I've got a twin to that piece that was one of the ones I messed up the finish on. Once I refinish it and assemble the pen, it'll become a matched pen/pencil set. These were my last two pieces from that particular block of spalted maple burl. Thankfully I've got another small block from the same larger block in the hands of @Schroedc right now for stabilization! (At least I hope I sent it in that box I sent him and that it's not still in a tote in my shop, lol.)


----------



## manbuckwal (Aug 28, 2015)

Nice group of pens but I agree , that Vertex n maple stand out !

Reactions: Thank You! 1


----------



## Strider (Aug 29, 2015)

You know your pens!

Reactions: Thank You! 1


----------



## Tony (Aug 29, 2015)

Great stuff Matt! Both of those pencils are outstanding! Tony

Reactions: Thank You! 1


----------



## Nature Man (Aug 29, 2015)

Like all of them. The color in the Cuban mahogany is rich! Chuck

Reactions: Thank You! 1


----------



## Sprung (Aug 29, 2015)

Thank you, everyone!



Nature Man said:


> The color in the Cuban mahogany is rich!

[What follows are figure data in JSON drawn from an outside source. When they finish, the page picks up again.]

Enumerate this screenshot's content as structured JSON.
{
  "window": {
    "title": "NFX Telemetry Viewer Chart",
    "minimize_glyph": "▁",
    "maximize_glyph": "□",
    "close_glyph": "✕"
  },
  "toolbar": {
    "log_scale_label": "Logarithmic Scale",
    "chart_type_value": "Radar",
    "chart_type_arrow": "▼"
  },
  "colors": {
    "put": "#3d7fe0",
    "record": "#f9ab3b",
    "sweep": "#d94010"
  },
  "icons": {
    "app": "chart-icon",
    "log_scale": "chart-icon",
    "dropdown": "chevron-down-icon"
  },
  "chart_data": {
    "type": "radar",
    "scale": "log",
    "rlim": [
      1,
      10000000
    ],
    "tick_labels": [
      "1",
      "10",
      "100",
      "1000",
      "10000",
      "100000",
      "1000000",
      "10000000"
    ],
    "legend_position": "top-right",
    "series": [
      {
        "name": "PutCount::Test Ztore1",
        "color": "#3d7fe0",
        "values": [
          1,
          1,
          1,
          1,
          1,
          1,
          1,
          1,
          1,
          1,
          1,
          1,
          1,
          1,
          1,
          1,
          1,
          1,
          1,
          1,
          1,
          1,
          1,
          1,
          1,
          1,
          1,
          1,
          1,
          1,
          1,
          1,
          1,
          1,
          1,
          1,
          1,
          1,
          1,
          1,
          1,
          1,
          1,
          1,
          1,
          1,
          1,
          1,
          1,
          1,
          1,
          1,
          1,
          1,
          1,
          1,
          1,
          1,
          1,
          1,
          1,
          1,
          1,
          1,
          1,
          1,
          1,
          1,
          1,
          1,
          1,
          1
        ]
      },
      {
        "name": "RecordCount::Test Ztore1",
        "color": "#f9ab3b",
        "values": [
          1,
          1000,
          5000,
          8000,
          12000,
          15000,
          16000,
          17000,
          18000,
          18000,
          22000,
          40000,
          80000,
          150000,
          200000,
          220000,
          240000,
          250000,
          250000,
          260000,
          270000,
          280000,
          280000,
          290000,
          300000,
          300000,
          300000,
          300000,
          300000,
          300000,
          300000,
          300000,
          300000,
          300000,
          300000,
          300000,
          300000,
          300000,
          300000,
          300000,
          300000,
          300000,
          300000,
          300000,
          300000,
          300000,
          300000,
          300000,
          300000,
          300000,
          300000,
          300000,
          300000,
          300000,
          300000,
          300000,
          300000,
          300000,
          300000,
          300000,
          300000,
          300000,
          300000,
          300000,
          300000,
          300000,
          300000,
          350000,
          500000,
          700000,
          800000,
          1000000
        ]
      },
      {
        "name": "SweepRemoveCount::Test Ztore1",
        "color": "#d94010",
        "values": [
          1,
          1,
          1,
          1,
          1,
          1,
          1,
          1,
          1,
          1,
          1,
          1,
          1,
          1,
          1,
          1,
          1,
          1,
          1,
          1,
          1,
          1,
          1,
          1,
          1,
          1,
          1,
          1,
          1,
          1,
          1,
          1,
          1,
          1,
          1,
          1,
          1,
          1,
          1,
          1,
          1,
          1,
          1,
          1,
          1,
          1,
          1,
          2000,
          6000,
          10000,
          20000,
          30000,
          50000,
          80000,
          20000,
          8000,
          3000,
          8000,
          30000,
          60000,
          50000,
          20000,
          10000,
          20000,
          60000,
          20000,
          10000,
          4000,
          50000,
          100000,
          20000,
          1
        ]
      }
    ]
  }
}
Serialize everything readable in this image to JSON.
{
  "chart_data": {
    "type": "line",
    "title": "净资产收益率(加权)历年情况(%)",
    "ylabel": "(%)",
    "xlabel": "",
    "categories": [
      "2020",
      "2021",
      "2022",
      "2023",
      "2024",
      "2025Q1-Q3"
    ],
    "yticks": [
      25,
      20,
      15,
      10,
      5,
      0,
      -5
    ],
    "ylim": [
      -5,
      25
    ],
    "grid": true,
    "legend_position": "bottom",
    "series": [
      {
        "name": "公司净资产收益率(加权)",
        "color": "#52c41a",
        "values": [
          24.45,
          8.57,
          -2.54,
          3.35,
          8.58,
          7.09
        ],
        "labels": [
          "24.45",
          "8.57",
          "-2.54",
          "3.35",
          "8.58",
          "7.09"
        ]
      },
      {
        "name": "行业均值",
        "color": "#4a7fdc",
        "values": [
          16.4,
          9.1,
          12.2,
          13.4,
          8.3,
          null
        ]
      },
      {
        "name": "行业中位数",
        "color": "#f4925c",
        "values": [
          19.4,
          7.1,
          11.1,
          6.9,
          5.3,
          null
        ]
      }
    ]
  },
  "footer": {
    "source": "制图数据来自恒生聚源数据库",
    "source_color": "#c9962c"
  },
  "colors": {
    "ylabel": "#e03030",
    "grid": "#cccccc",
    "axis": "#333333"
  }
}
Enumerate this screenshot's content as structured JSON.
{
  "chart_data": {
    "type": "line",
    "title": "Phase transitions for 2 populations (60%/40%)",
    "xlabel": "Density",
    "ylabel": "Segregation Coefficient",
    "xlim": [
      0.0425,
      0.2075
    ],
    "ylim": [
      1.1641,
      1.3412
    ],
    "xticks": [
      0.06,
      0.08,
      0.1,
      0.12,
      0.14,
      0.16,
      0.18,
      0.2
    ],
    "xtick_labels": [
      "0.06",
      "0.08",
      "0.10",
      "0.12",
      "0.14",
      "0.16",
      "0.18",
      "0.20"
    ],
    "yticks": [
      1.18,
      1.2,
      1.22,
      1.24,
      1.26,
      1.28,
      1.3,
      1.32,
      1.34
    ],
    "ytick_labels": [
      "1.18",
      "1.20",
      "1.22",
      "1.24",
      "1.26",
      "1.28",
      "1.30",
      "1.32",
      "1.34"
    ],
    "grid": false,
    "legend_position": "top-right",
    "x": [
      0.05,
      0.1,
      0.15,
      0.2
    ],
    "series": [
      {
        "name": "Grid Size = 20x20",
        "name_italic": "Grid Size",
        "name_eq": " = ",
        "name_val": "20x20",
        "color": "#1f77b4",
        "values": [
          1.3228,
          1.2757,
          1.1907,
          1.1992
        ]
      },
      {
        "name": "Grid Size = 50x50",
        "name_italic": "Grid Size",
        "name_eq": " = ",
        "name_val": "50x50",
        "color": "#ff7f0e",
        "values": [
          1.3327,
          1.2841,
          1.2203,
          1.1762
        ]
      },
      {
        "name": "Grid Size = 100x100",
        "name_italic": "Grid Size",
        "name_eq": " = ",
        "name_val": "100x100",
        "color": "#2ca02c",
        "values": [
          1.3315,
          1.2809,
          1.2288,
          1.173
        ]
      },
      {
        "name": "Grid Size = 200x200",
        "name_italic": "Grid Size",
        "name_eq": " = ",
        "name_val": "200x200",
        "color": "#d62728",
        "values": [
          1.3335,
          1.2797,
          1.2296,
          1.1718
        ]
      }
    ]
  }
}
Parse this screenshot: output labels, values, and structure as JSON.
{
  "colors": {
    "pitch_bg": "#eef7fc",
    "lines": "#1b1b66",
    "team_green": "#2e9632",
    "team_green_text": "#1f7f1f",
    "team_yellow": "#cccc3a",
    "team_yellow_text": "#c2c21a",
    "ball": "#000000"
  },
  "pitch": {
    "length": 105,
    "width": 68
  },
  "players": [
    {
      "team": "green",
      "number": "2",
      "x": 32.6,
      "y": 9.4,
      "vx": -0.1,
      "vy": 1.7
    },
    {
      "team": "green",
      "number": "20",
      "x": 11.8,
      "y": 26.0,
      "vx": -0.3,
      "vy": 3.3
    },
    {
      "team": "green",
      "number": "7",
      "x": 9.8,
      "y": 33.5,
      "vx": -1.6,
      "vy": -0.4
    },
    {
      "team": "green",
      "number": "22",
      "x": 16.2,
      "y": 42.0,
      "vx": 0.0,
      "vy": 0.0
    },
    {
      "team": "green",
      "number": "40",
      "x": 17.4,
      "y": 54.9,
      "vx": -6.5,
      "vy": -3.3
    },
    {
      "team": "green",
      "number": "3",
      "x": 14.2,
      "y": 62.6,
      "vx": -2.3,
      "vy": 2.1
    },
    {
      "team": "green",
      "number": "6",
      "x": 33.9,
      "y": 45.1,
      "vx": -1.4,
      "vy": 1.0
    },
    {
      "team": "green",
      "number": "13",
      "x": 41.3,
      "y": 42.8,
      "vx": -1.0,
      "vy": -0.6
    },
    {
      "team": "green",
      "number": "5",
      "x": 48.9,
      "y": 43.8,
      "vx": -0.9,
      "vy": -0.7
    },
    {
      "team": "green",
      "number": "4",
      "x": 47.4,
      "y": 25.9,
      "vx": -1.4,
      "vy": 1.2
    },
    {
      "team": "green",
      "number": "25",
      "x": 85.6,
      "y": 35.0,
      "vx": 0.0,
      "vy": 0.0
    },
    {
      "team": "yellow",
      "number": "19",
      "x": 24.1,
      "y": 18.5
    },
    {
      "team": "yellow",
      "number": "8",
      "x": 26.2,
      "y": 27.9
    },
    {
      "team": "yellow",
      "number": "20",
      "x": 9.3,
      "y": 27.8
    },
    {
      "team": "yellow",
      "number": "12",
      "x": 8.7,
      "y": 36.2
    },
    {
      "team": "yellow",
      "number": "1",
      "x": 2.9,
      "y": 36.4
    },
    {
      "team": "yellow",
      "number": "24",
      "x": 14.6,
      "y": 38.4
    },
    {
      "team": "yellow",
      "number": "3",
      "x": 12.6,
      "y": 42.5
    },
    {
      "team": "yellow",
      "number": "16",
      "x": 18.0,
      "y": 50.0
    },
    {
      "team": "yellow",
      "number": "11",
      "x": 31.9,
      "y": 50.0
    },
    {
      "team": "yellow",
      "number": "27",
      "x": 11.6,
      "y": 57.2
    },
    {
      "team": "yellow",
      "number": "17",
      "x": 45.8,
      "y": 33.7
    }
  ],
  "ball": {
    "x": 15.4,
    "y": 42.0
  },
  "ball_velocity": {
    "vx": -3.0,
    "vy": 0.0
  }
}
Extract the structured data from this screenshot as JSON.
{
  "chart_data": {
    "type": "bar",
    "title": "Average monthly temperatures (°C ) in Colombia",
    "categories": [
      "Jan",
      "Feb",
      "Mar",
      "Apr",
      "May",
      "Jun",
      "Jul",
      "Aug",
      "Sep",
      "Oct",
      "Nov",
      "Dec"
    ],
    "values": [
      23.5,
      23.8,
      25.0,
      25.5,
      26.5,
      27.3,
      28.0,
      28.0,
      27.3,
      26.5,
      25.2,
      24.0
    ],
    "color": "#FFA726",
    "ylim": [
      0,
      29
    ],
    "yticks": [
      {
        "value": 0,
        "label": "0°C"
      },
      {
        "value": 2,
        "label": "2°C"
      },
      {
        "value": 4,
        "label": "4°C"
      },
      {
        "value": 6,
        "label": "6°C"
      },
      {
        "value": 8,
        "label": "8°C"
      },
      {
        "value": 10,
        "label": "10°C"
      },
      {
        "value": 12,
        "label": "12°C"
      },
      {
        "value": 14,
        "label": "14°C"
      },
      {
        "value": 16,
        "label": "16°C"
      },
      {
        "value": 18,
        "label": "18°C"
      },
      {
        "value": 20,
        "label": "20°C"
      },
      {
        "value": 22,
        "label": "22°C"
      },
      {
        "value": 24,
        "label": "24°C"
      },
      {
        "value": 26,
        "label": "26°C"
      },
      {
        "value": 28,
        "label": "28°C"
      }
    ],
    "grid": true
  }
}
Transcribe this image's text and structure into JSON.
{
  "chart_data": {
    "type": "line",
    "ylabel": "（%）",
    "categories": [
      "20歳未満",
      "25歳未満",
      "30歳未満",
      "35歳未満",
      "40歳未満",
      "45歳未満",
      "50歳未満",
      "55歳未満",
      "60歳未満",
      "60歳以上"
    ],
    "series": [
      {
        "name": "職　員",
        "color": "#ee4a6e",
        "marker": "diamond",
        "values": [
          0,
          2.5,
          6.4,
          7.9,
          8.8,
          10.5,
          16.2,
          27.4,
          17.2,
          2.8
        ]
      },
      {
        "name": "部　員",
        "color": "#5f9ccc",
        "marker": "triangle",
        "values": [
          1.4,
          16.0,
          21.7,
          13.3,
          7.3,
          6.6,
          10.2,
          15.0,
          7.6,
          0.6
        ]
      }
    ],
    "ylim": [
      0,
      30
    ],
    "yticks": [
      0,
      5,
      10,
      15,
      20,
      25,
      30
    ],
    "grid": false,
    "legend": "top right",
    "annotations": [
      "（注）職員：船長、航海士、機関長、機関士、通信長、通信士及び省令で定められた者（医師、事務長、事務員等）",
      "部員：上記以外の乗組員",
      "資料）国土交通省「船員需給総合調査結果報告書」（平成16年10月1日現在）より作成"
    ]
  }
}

It is! It's some old stuff - can't remember who it was that had it here and that I got it from (some others got some too), but I really like the deep, rich color it has.


----------



## rdabpenman (Aug 29, 2015)

Great looking group of well turned and finished writing instruments.
Nicely done.

Les

Reactions: Thank You! 1


----------



## Kevin (Aug 29, 2015)

You've got that ca finish down pat. Really nice.

Reactions: Thank You! 1


----------



## Sprung (Aug 29, 2015)

Kevin said:


> You've got that ca finish down pat. Really nice.



Except for when I screw it up, have to take it off, and redo it.


----------



## Jerry B (Aug 30, 2015)

all are gorgeous pens, but I'm partial to that Spalted Maple, is some amazing grain

Reactions: Thank You! 1


----------



## barry richardson (Aug 30, 2015)

Nice line up, I bet that Cuban Mahogany looks really classy, I love that stuff...

Reactions: Thank You! 1


----------



## Sprung (Aug 30, 2015)

barry richardson said:


> I bet that Cuban Mahogany looks really classy, I love that stuff...



It does look classy - it's such a warm, deep brown. This was that old stuff that someone had here a while ago. I've got enough for plenty more pens and other small items, but I'll be sad whenever it runs out.


----------



## barry richardson (Aug 30, 2015)

I bought a coup


Sprung said:


> It does look classy - it's such a warm, deep brown. This was that old stuff that someone had here a while ago. I've got enough for plenty more pens and other small items, but I'll be sad whenever it runs out.


I got a couple of game boxes myself, waiting for the right project to come along...


----------



## Sprung (Aug 30, 2015)

barry richardson said:


> I got a couple of game boxes myself, waiting for the right project to come along...



Very nice - I'd be saving it for the right project too. I got a box with odds and ends pieces, has been great for pens and other small turnings. Very nice to work with too.


----------



## ripjack13 (Sep 4, 2015)

Ok...I'll be the bad guy...too much glare to see the ones on the right side clearly.
But the vertex looks real good.

Reactions: Thank You! 1


----------



## Sprung (Sep 4, 2015)

ripjack13 said:


> Ok...I'll be the bad guy...too much glare to see the ones on the right side clearly.



Yeah, I know...  I gotta get better about taking better pics of my pens.


----------